Re-membering again

Looking back this week through my archived messages, I (Matthew) came across two from recent years which seemed so appropriate to our current circumstances that they seemed worth recycling and merging into one timely reminder of God’s healing love in the face of loss.

From time to time, we reflect on a literal understanding of ‘re-membering’ as involving putting back together something that has been dis-membered. When we are ‘re-membered’, broken, damaged and dismembered aspects of our past lives are put together again; mind, body and soul enjoy wholeness once more; and helplessness in the face of an unknown future gives way to resurrection hope. Our thoughts are often linked with Jesus’ instructions to share bread and wine in remembrance of him, as we remember that the good news of the Gospel is about finding God’s forgiveness through the power of the cross, and a new start in life through the joy of the empty tomb.

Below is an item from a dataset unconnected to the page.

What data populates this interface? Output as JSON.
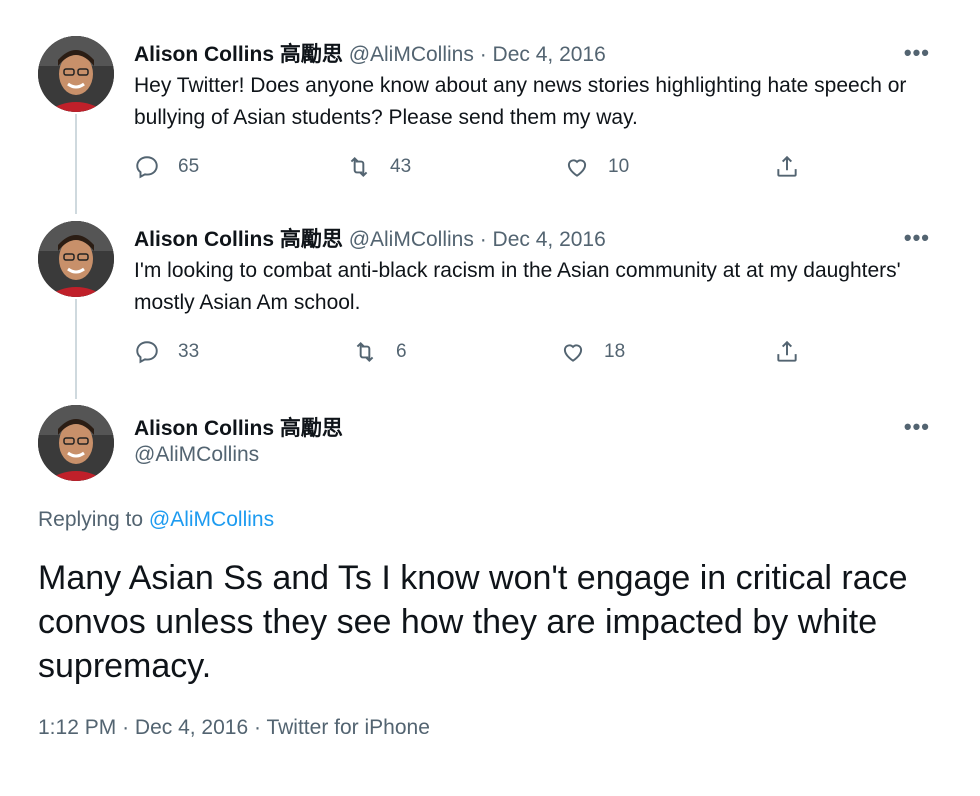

At a very practical level, one way that we seek God’s grace to heal our brokenness in the face of loss is to offer services of remembrance in which we bring God our feelings and circumstances. Remembrance Sunday is one such opportunity, focusing on lives lost in the horrors of war, and pointing us to the constant need to ‘…if it is possible, as far as it depends on you, live at peace with everyone.’ (Romans 12:18) So this Remembrance Sunday, pray for those who are nursing the wounds of the untimely loss of family, friends and colleagues. Pray that the God of all comfort will defeat the power of their experience of death, and that somehow he would use the good memories of their loved ones to nurse their wounds.

And if the loss of loved ones through any circumstance has been (or remained) a significant part of your experience during this difficult and prolonged season of pandemic, why not join us at 5pm on Sunday 5th December as we hold a special service to help each other find God’s comfort, peace and strength as we remember the past, struggle with the present and seek hope for the future.

Our prayer is that as we remember those we have loved and lost, we will reaffirm and give thanks for all that they mean to us; so that instead of being shaped by our loss we are shaped by the gains we still have from knowing them in the first place, which have helped us to be the people God calls us to be.